Senate Bill 892 would amend the Michigan Adoption Code (MCL 710.43) to permit the MCI superintendent or the authorized designee of the Department of Human Services to consent to the adoption of a child.
Currently under the Code, each parent is required to give consent to the adoption of a child unless the rights of the parent has been terminated, the child has been released for adoption to a child placing agency or the department, if other circumstances exist. Consent must also be given by the authorized representative of the DHS or of a child placing agency to whom the child has been released or permanently committed by an order of the family court. Under the bill, consent could be given by the MCI superintendent or the authorized designee of the department.

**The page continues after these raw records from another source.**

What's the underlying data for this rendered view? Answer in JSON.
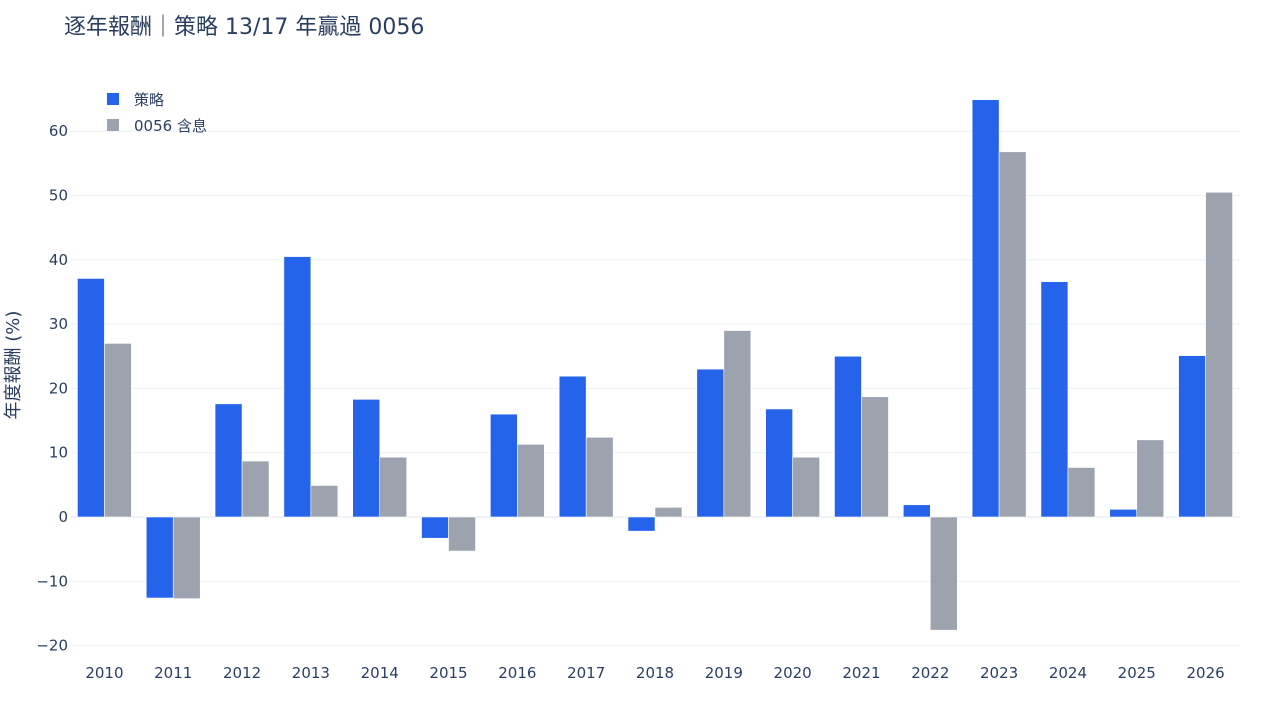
{
  "chart_data": {
    "type": "bar",
    "title": "逐年報酬｜策略 13/17 年贏過 0056",
    "xlabel": "",
    "ylabel": "年度報酬 (%)",
    "ylim": [
      -22,
      70
    ],
    "yticks": [
      -20,
      -10,
      0,
      10,
      20,
      30,
      40,
      50,
      60
    ],
    "ytick_labels": [
      "−20",
      "−10",
      "0",
      "10",
      "20",
      "30",
      "40",
      "50",
      "60"
    ],
    "grid": true,
    "legend_position": "top-left",
    "categories": [
      "2010",
      "2011",
      "2012",
      "2013",
      "2014",
      "2015",
      "2016",
      "2017",
      "2018",
      "2019",
      "2020",
      "2021",
      "2022",
      "2023",
      "2024",
      "2025",
      "2026"
    ],
    "series": [
      {
        "name": "策略",
        "color": "#2563eb",
        "values": [
          37.1,
          -12.6,
          17.6,
          40.5,
          18.3,
          -3.3,
          16.0,
          21.9,
          -2.2,
          23.0,
          16.8,
          25.0,
          1.9,
          64.9,
          36.6,
          1.2,
          25.1
        ]
      },
      {
        "name": "0056 含息",
        "color": "#9ca3af",
        "values": [
          27.0,
          -12.7,
          8.7,
          4.9,
          9.3,
          -5.3,
          11.3,
          12.4,
          1.5,
          29.0,
          9.3,
          18.7,
          -17.6,
          56.8,
          7.7,
          12.0,
          50.5
        ]
      }
    ]
  }
}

Senate Bill 893 would amend the Juvenile Code (MCL 712A.19c) to authorize the authorized designee of the DHS (in addition to the MCI superintendent) to grant consent to the appointment of a guardian for a child.

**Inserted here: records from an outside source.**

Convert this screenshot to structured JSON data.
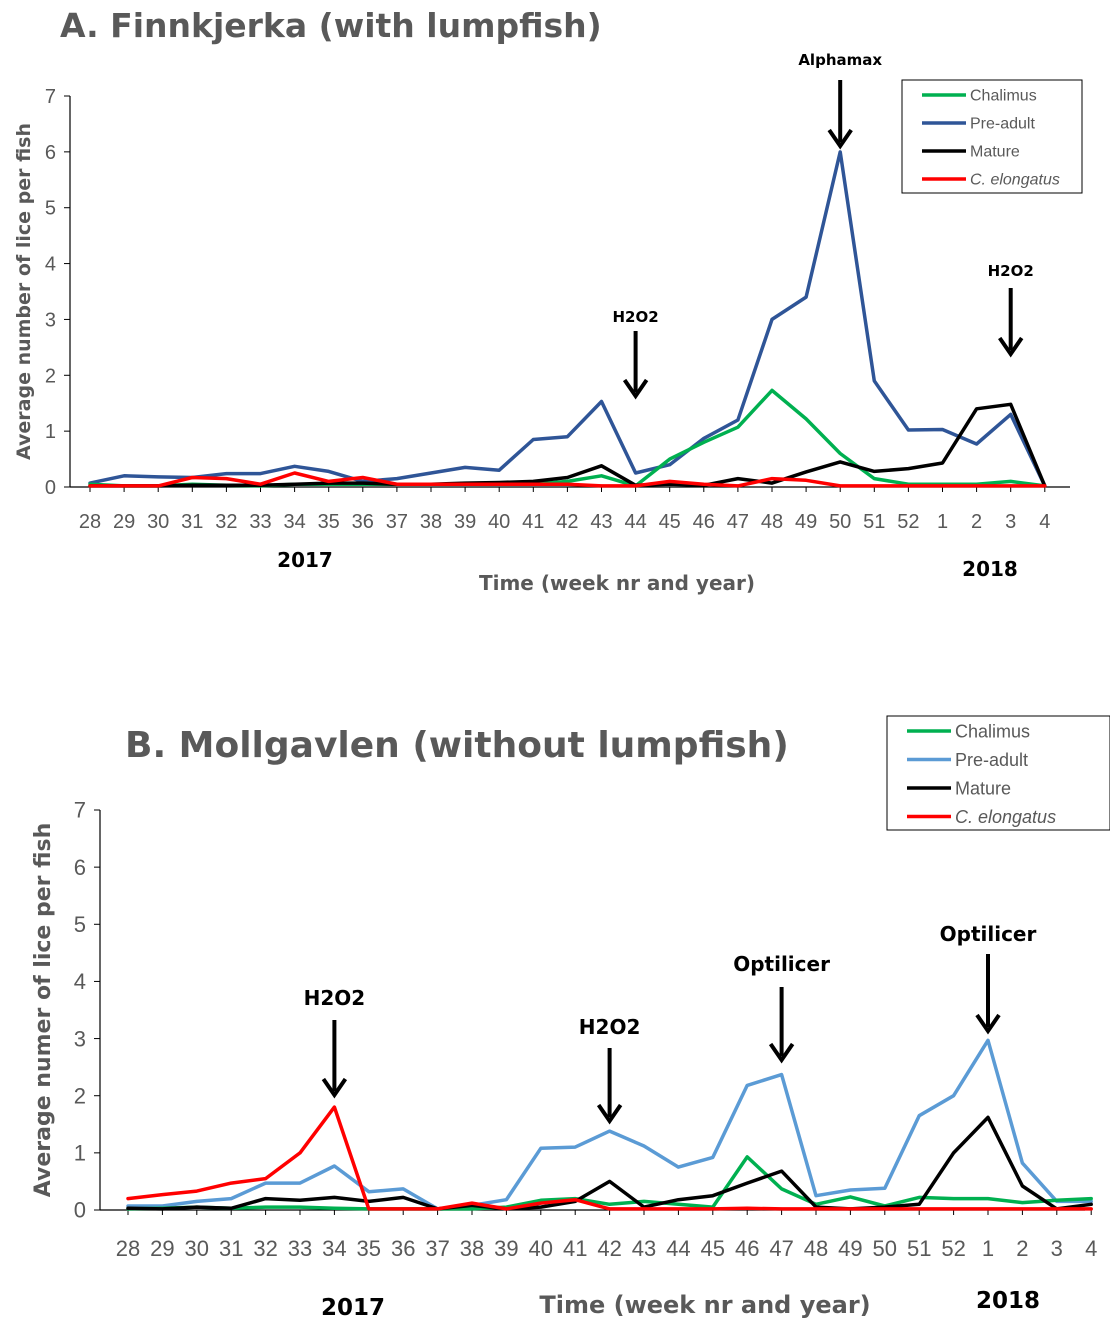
{
  "chart_data": [
    {
      "type": "line",
      "title": "A. Finnkjerka (with lumpfish)",
      "xlabel": "Time (week nr and year)",
      "ylabel": "Average number of lice per fish",
      "ylim": [
        0,
        7
      ],
      "yticks": [
        "0",
        "1",
        "2",
        "3",
        "4",
        "5",
        "6",
        "7"
      ],
      "categories": [
        "28",
        "29",
        "30",
        "31",
        "32",
        "33",
        "34",
        "35",
        "36",
        "37",
        "38",
        "39",
        "40",
        "41",
        "42",
        "43",
        "44",
        "45",
        "46",
        "47",
        "48",
        "49",
        "50",
        "51",
        "52",
        "1",
        "2",
        "3",
        "4"
      ],
      "years": [
        "2017",
        "2018"
      ],
      "legend_position": "top-right",
      "series": [
        {
          "name": "Chalimus",
          "color": "#00b050",
          "italic": false,
          "values": [
            0.05,
            0.02,
            0.02,
            0.05,
            0.03,
            0.02,
            0.05,
            0.05,
            0.05,
            0.05,
            0.05,
            0.05,
            0.05,
            0.05,
            0.1,
            0.2,
            0.02,
            0.5,
            0.8,
            1.07,
            1.73,
            1.22,
            0.6,
            0.15,
            0.05,
            0.05,
            0.05,
            0.1,
            0.02
          ]
        },
        {
          "name": "Pre-adult",
          "color": "#2f5597",
          "italic": false,
          "values": [
            0.07,
            0.2,
            0.18,
            0.17,
            0.24,
            0.24,
            0.37,
            0.28,
            0.1,
            0.15,
            0.25,
            0.35,
            0.3,
            0.85,
            0.9,
            1.53,
            0.25,
            0.4,
            0.87,
            1.2,
            3.0,
            3.4,
            6.0,
            1.9,
            1.02,
            1.03,
            0.77,
            1.3,
            0.02
          ]
        },
        {
          "name": "Mature",
          "color": "#000000",
          "italic": false,
          "values": [
            0.02,
            0.02,
            0.02,
            0.03,
            0.03,
            0.03,
            0.05,
            0.07,
            0.07,
            0.05,
            0.05,
            0.07,
            0.08,
            0.1,
            0.17,
            0.38,
            0.03,
            0.05,
            0.03,
            0.15,
            0.07,
            0.27,
            0.45,
            0.28,
            0.33,
            0.43,
            1.4,
            1.48,
            0.02
          ]
        },
        {
          "name": "C. elongatus",
          "color": "#ff0000",
          "italic": true,
          "values": [
            0.02,
            0.02,
            0.02,
            0.17,
            0.15,
            0.05,
            0.25,
            0.1,
            0.17,
            0.05,
            0.05,
            0.05,
            0.05,
            0.05,
            0.05,
            0.02,
            0.02,
            0.1,
            0.05,
            0.02,
            0.15,
            0.12,
            0.02,
            0.02,
            0.02,
            0.02,
            0.02,
            0.02,
            0.02
          ]
        }
      ],
      "annotations": [
        {
          "text": "Alphamax",
          "week": "50"
        },
        {
          "text": "H2O2",
          "week": "44"
        },
        {
          "text": "H2O2",
          "week": "3"
        }
      ]
    },
    {
      "type": "line",
      "title": "B. Mollgavlen (without lumpfish)",
      "xlabel": "Time (week nr and year)",
      "ylabel": "Average numer of lice per fish",
      "ylim": [
        0,
        7
      ],
      "yticks": [
        "0",
        "1",
        "2",
        "3",
        "4",
        "5",
        "6",
        "7"
      ],
      "categories": [
        "28",
        "29",
        "30",
        "31",
        "32",
        "33",
        "34",
        "35",
        "36",
        "37",
        "38",
        "39",
        "40",
        "41",
        "42",
        "43",
        "44",
        "45",
        "46",
        "47",
        "48",
        "49",
        "50",
        "51",
        "52",
        "1",
        "2",
        "3",
        "4"
      ],
      "years": [
        "2017",
        "2018"
      ],
      "legend_position": "top-right",
      "series": [
        {
          "name": "Chalimus",
          "color": "#00b050",
          "italic": false,
          "values": [
            0.02,
            0.03,
            0.05,
            0.03,
            0.05,
            0.05,
            0.03,
            0.02,
            0.02,
            0.02,
            0.02,
            0.05,
            0.17,
            0.2,
            0.1,
            0.15,
            0.1,
            0.05,
            0.93,
            0.37,
            0.1,
            0.23,
            0.07,
            0.22,
            0.2,
            0.2,
            0.13,
            0.17,
            0.2
          ]
        },
        {
          "name": "Pre-adult",
          "color": "#5b9bd5",
          "italic": false,
          "values": [
            0.07,
            0.07,
            0.15,
            0.2,
            0.47,
            0.47,
            0.77,
            0.32,
            0.37,
            0.02,
            0.08,
            0.18,
            1.08,
            1.1,
            1.38,
            1.12,
            0.75,
            0.92,
            2.18,
            2.37,
            0.25,
            0.35,
            0.38,
            1.65,
            2.0,
            2.97,
            0.82,
            0.15,
            0.15
          ]
        },
        {
          "name": "Mature",
          "color": "#000000",
          "italic": false,
          "values": [
            0.03,
            0.02,
            0.05,
            0.03,
            0.2,
            0.17,
            0.22,
            0.15,
            0.22,
            0.02,
            0.08,
            0.02,
            0.05,
            0.15,
            0.5,
            0.05,
            0.18,
            0.25,
            0.47,
            0.68,
            0.05,
            0.02,
            0.05,
            0.1,
            1.0,
            1.62,
            0.42,
            0.02,
            0.1
          ]
        },
        {
          "name": "C. elongatus",
          "color": "#ff0000",
          "italic": true,
          "values": [
            0.2,
            0.27,
            0.33,
            0.47,
            0.55,
            1.0,
            1.8,
            0.02,
            0.02,
            0.02,
            0.12,
            0.02,
            0.12,
            0.18,
            0.02,
            0.02,
            0.02,
            0.02,
            0.03,
            0.02,
            0.02,
            0.02,
            0.02,
            0.02,
            0.02,
            0.02,
            0.02,
            0.02,
            0.02
          ]
        }
      ],
      "annotations": [
        {
          "text": "H2O2",
          "week": "34"
        },
        {
          "text": "H2O2",
          "week": "42"
        },
        {
          "text": "Optilicer",
          "week": "47"
        },
        {
          "text": "Optilicer",
          "week": "1"
        }
      ]
    }
  ]
}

Under the code, if a child remains in placement following the termination of parental rights to the child, the family court must conduct review hearings and permanency planning hearings. The court may appoint a guardian for the child, if it determines that doing so is in the child's best interest. The court may not appoint a guardian without the MCI superintendent's written consent. Under the bill, the court could not appoint a guardian without the written consent of the superintendent or a designee.

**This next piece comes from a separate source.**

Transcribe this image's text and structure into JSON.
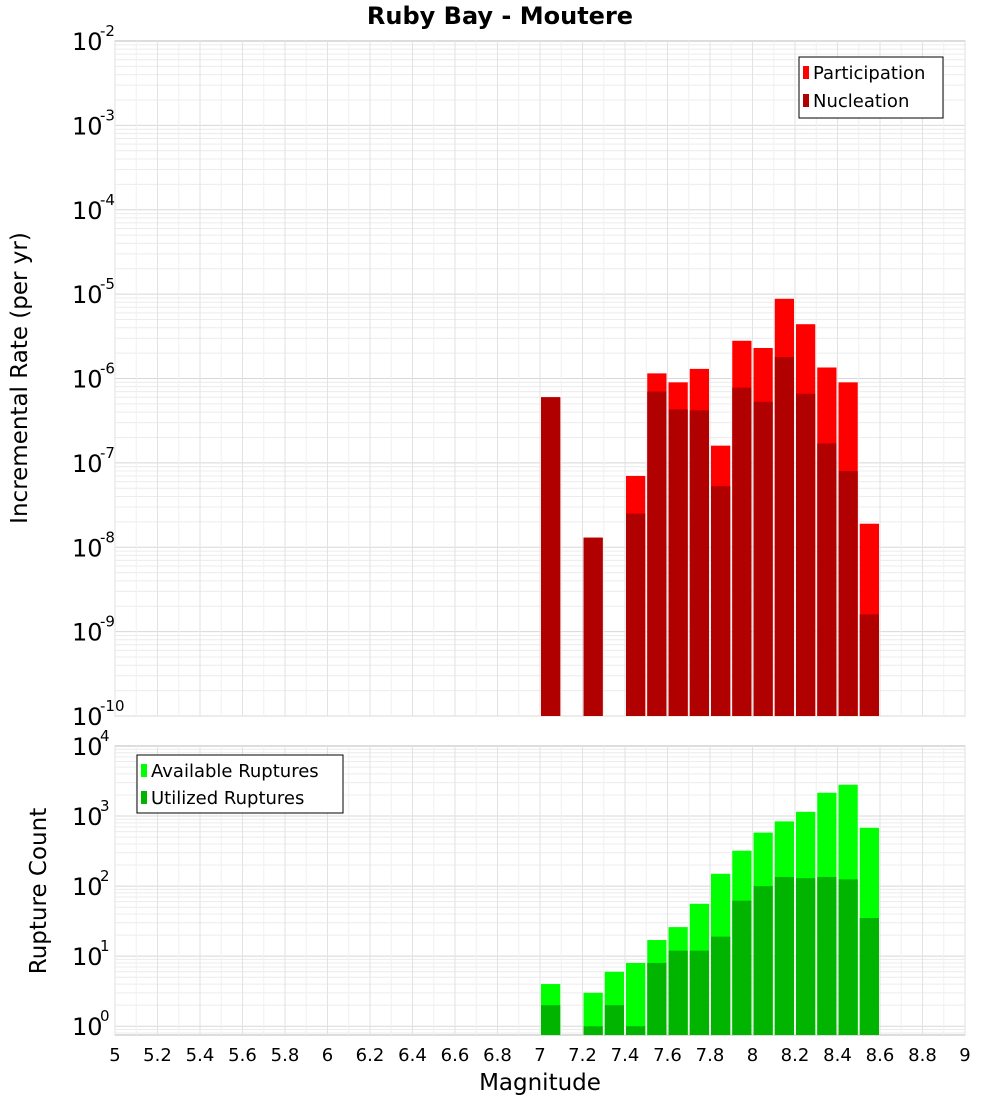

The code requires the MCI superintendent to consult with the child's lawyer guardian ad litem when considering whether to grant consent. Under the bill, that requirement also would apply to the superintendent's designee.
ARGUMENTS:
For:
Supporters of the legislation testified that its intent is "to promote the timeliness of decision making leading to a permanent home for a child whose parental rights have been involuntarily terminated." Delay is currently a problem in the system. Allowing a designee to make decisions now made only by the MCI Superintendent will reduce the backlog of cases. Proponents also note, however, that approval for placement whether, through the Superintendent's consent to adopt or by approval for appointment of a guardianship, must be done with a careful and competent review by someone who has knowledge, experience, and background to assess and ensure that the placement is in the child's best interest. Substitute H-3 to Senate Bill 891 addresses this concern as it clarifies that the Superintendent's designee must have educational, experience and any other employment qualifications equal to or exceeding that required of the MCI Superintendent. Such a requirement maintains the quality and integrity of the process. Proponents say that the requirement that the designee be an employee of the department's Central Office maintains the objectivity and expertise of the review and consent process. They say this requirement maintains the "check and balance" that currently exists because it makes sure that a local county DHS office employee--who may have been directly involved with the case--cannot also be the designee.
Against:
Critics believe that the education and experience requirements are limiting because they narrow the selection ability of the MCI Superintendent. This would also likely increase the backlog of cases if an "educated" and "experienced" designee could not be appointed. The requirements in the bills run counter to the intent of the legislation.
POSITIONS:
Department of Human Services supports the bills (2-24-10)
Children's Law Section - State Bar testified in support of the bills (2-24-10)
Michigan County Social Services supports Senate Bill 891 with amendments. (2-24-10)
Fiscal Analyst: Kevin Koorstra
■ This analysis was prepared by nonpartisan House staff for use by House members in their deliberations, and does not constitute an official statement of legislative intent.